Separate Careers, Intertwined Roots

Analysts frequently presented Schubert’s two lives as entirely separate: the experimental avant garde artist on one side, the medical illustrator who paid the bills on the other. “My perspective is that those two personalities were deeply, deeply connected,” notes a close friend. “One cannot be employed for three decades in an anatomy department from early morning to mid-afternoon without being affected by the surroundings.”

Biological Inspirations Beneath the Surface

The revelatory nature of a present showcase is how it maps these clinical themes through works that, at first glance, seem entirely abstract. Around 1985, she made a collection of angular works – geometric shapes, subsequently labeled. Yugoslav critics lumped them into the fashionable neo-geo movement. Yet, the actual inspiration was found subsequently, during an archival review of her possessions.

“I asked her, how do you produce the trapeziums?” recalls a friend. “And she told me, it’s very simple, it’s a human face.” Those characteristic colours – termed “Schubert red” and “Schubert blue” by peers – were the exact shades used for drawing neck vasculature in anatomy books within a reference book for surgeons utilized in medical faculties across Europe. “I realised that those two colours appeared at the same time,” the explanation continues. The geometric abstractions were, in fact, highly stylised human bodies – painted while she worked on anatomical illustrations by day.

Shifting to Natural Materials

Towards the end of the seventies and start of the eighties, the artist's work shifted direction again.
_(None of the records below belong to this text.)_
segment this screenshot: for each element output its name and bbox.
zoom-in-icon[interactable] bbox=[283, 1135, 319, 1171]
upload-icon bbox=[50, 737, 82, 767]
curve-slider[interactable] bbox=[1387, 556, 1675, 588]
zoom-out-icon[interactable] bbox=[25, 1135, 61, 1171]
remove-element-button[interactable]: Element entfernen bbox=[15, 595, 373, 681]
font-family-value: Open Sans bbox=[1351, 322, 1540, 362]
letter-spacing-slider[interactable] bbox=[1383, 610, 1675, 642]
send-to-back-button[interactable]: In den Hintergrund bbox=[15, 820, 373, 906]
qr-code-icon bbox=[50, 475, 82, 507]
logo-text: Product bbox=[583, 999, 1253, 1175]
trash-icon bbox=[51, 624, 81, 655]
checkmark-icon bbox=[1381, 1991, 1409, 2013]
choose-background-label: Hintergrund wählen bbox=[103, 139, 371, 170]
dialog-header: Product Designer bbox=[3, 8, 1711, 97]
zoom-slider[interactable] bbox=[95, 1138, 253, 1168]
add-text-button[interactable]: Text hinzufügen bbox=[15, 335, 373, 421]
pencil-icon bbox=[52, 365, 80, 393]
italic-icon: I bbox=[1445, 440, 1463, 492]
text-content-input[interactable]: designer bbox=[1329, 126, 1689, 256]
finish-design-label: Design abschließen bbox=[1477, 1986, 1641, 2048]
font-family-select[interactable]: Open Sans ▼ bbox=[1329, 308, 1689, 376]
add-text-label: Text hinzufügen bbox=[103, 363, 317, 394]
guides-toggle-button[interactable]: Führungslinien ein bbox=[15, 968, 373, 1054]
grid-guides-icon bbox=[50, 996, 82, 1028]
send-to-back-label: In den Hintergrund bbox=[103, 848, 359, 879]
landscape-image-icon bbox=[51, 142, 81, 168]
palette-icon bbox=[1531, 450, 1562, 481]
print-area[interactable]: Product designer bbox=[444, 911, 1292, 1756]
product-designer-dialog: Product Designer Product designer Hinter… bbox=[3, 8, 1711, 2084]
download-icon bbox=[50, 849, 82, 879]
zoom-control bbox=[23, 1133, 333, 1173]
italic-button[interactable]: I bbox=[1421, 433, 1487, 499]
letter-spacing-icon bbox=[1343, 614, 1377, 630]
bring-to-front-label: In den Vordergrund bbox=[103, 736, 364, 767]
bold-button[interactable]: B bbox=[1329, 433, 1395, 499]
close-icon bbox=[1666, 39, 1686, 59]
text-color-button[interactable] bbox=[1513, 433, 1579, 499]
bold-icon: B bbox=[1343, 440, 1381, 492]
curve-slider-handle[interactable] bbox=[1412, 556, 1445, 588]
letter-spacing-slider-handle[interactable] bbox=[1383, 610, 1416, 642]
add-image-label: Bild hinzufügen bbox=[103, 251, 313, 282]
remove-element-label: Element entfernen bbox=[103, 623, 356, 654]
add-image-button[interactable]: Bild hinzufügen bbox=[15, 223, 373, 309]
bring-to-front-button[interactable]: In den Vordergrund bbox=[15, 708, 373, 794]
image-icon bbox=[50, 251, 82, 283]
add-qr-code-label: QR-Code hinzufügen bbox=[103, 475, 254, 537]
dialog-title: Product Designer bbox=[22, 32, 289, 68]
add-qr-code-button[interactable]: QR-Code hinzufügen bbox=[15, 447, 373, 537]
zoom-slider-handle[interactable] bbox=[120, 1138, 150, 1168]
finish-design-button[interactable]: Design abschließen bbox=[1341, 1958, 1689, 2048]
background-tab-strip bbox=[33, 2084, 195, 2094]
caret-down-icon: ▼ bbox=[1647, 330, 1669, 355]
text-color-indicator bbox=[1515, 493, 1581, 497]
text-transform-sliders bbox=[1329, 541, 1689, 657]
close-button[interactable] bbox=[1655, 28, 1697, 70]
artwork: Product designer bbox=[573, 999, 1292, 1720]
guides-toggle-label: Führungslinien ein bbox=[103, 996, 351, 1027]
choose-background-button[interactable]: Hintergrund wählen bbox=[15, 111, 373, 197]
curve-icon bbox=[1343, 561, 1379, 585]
She started making assemblages from twigs secured with hide. She positioned gatherings of osseous material, floral remains, seasonings and cinders. When asked why she’d shifted to such organic materials, the artist stated that contemporary art had “dried up intellectually”. She felt compelled to transgress – to work with actual decaying material in reaction to a creatively arid landscape.

An artwork dating to 1979, One Hundred Roses, featured her denuding a century of flowers. She braided the stems into round arrangements with the leaves and petals arranged inside. When encountered during exhibition preparation, it still held its power – the leaves and petals now completely dried out but miraculously intact. “The scent of roses persists,” a commentator notes. “The hue has endured.”

A Practitioner of Secrecy

“I prefer to stay cryptic, to hide my intentions,” the artist shared in late-life discussions. Obscurity was her technique. She would sometimes exhibit fake works concealing genuine artworks beneath her bed. She eradicated specific works, only retaining signed reproductions. Even with showings at prestigious exhibitions and receiving acclaim as an innovator, she conducted hardly any media talks and her work remained largely unknown outside her region. A current museum exhibition is her first major solo show outside her homeland.

Confronting the Violence of War

Then came the 1990s, and the Yugoslav Wars. Violence reached Zagreb itself. She reacted with a collection of assembled pieces. She pasted newspaper photographs and text directly on to board. She duplicated and expanded them. Then she painted over everything in acrylic – black bars resembling barcodes. {Geometric forms obscured the images beneath|Angular shapes hid the pictures below|

Brian Rivera
Brian Rivera

A seasoned journalist and cultural commentator with over a decade of experience covering UK affairs, passionate about uncovering unique stories.